Родственница Тяу оказалась добродушной и простой женщиной: угостила меня звездчатыми фруктами с пряным вкусом и хлопала по спине до тех пор, пока я не заулыбалась, невзирая на невыносимую усталость. Она скрылась в кухне, а я — в душе, и когда вышла, на столе меня ждал настоящий пир: листовые овощи, лапша, рыба и гора сваренных вкрутую яиц. Схватив два яйца, я сунула одно в руку Тяу, намереваясь сыграть в детскую игру — чей конец треснет, тот съедает разбитое яйцо. Треснуло мое, в животе заурчало, и я заглянула под скорлупу. Оттуда на меня невидяще уставился подернутый молочно-белой пленкой глаз, под ним виднелось обмякшее крыло. Это был оплодотворенный куриный эмбрион, который оставили в инкубаторе и за день до вылупления отварили вкрутую. Теперь он лежал на моей тарелке — горчично-желтый птенец, который словно вот-вот вылетит из гнезда. Я вспомнила сердитого дядечку из штаба Союза молодежи, который спрашивал, буду ли я есть местную пищу, а то еще опозорю своих проводников. Все смотрели на меня. Я зачерпнула полную ложку и захрустела зубами.

Хозяйка вынесла стопку гнущихся кружочков, напоминающих картон, и все замолчали, занявшись трапезой. Рисовую бумагу окунали в смесь рыбного соуса и чили, клали в центр начинку из лапши и листовых овощей, сворачивали, как сигару, и запечатывали большим количеством слюны. Тяу показал, как это делается, и протянул мне готовый блинчик. Откусив кусочек, я почувствовала на сгибе никотиновый привкус.
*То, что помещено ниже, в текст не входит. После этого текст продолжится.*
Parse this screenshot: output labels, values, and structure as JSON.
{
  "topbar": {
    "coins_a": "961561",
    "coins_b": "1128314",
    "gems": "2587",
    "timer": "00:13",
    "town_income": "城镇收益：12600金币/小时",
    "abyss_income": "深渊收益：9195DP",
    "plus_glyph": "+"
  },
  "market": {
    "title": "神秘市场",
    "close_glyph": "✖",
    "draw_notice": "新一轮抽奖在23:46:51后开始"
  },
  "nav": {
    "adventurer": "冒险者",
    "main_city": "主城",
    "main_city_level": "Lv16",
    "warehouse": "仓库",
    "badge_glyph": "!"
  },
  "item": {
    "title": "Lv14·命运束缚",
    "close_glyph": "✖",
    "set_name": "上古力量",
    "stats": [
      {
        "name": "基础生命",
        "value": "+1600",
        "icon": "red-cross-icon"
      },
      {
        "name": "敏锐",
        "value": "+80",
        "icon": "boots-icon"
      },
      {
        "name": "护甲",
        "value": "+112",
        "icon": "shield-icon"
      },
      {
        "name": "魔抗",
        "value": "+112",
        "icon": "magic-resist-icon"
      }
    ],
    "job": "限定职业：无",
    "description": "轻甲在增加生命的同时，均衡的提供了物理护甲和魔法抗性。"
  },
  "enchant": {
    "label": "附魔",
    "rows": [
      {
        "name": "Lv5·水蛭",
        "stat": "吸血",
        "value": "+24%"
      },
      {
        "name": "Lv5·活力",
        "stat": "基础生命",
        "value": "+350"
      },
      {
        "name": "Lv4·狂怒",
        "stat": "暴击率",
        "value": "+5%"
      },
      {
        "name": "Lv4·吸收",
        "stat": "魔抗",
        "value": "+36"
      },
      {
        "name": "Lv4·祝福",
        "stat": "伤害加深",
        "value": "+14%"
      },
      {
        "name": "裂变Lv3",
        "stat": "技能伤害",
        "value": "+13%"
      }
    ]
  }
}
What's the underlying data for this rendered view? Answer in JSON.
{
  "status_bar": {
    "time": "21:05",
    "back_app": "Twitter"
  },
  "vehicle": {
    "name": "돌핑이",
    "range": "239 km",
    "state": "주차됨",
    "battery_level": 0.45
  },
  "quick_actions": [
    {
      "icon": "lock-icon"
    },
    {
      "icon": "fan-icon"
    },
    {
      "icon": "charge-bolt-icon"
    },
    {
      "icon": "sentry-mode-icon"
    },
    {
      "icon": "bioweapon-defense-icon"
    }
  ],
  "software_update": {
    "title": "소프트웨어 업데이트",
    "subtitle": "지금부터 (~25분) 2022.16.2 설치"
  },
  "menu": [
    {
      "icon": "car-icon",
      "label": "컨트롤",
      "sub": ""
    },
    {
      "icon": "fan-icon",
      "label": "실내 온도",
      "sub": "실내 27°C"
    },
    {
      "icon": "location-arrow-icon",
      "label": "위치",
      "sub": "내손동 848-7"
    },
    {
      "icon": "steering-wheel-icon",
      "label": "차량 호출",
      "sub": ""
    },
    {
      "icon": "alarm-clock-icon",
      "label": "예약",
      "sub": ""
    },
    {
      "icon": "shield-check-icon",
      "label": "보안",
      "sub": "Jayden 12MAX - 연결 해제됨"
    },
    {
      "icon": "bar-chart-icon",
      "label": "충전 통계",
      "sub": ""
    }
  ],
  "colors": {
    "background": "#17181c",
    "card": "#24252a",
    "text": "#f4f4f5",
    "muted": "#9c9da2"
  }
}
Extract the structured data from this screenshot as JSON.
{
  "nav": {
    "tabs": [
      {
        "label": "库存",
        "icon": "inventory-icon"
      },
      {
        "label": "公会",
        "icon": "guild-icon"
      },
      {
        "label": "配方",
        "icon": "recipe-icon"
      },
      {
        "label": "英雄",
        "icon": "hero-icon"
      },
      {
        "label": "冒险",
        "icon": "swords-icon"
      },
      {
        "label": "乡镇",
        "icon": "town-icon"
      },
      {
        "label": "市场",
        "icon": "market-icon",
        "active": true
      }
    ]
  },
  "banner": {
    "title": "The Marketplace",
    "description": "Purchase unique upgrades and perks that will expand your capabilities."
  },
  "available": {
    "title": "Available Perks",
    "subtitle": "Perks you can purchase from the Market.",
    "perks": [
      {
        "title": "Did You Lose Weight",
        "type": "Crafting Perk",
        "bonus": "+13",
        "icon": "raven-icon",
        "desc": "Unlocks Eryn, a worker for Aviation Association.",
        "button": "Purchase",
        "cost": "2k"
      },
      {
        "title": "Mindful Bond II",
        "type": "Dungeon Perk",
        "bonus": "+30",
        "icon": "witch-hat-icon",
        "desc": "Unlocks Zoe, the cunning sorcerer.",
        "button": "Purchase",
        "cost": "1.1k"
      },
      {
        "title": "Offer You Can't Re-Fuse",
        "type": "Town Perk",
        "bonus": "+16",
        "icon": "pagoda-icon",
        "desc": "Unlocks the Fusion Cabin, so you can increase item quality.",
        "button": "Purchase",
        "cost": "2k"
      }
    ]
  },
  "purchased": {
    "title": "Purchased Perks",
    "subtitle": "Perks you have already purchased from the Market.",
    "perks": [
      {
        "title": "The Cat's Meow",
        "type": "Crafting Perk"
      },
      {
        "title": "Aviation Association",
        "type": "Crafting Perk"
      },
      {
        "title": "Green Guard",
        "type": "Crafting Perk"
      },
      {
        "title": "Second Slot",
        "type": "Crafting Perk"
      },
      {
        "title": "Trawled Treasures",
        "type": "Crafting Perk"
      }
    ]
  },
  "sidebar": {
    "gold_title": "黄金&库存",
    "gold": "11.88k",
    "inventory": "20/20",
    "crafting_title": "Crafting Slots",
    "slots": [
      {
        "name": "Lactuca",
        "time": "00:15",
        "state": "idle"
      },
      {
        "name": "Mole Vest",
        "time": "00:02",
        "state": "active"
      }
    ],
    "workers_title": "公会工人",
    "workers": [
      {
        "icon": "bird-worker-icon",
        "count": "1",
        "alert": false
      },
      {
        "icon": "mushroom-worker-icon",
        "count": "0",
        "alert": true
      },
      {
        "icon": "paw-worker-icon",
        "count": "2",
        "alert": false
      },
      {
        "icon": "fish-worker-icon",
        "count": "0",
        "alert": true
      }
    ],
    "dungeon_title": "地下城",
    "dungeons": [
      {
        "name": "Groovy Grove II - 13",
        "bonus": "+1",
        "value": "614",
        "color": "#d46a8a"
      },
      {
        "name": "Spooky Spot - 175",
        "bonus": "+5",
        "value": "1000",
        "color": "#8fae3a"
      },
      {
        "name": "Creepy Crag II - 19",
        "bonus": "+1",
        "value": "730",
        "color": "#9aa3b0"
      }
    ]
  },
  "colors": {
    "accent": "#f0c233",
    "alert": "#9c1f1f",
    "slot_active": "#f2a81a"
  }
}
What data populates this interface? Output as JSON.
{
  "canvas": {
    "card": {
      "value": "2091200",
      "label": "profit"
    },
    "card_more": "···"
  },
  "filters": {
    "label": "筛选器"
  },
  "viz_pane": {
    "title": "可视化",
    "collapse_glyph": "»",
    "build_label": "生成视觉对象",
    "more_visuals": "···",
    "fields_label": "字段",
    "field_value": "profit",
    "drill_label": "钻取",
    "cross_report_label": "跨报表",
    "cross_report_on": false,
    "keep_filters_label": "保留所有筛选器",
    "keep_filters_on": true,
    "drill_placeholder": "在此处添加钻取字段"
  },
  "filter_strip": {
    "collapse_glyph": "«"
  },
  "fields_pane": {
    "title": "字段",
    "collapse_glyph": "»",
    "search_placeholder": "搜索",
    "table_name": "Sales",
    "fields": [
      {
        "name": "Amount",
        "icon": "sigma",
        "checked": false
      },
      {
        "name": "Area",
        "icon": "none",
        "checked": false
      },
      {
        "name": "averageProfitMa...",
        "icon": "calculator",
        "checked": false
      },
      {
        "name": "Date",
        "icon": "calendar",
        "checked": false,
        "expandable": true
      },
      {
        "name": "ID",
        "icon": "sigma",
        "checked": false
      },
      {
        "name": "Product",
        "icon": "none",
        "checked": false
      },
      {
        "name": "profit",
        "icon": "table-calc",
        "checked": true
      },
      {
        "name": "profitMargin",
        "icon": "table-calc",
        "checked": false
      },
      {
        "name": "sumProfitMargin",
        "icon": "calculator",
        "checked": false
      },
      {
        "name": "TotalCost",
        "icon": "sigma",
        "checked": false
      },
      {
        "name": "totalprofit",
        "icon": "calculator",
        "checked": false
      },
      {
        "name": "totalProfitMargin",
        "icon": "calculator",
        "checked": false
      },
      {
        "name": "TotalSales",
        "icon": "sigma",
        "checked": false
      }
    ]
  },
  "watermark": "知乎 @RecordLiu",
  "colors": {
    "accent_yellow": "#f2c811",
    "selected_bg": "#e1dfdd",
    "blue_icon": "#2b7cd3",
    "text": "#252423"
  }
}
После обеда я удалилась под москитную сетку для столь необходимого мне уединения, чтобы провести пару тихих минут наедине с учебниками по грамматике. Но уже через несколько минут в окне моей спальни замельтешили смеющиеся дети. В конце концов трое ребят подросткового возраста прорвались в комнату и сгрудились в углу, говоря шепотом и подталкивая друг друга в мою сторону. Наконец юноша расправил плечи и гуськом направился ко мне.

— Привет. Откуда вы родом? — спросил он по-английски, и сопровождавшие его девчонки захлопали в ладоши.

Фунг наказал мне всем говорить, что я из Швейцарии, и говорить только по-французски. Я же решила немножко поозорничать:

— Из Америки.

Его улыбка стала шире.

— Америка — номер один! — выпалил он и поднял вверх большой палец.

Я раскрыла рот.

— Пожалуйста, приезжайте еще, — добавил он.

Мой рот раскрылся еще шире.

Вперед вышли две его подружки и засыпали меня тщательно заученными вопросами и предложениями:

— Вы любите танцевать? Ваша семья ест рис? Моего кота зовут Гарри. Вы много пьете? Все фразы были явно из учебника по английскому, и по первому же требованию мне его показали. Он был потрепан и запачкан до такой степени, что текст стал почти неразличим. Напечатанный на дешевой газетной бумаге, в клеевом переплете, он перевидал несколько поколений любопытных маленьких пальчиков. Упражнения были как ребусы: множество опечаток, чопорный язык пятидесятых годов. Дети прилежно учились по этой книге уже четыре года. И впервые видели перед собой англоязычного человека.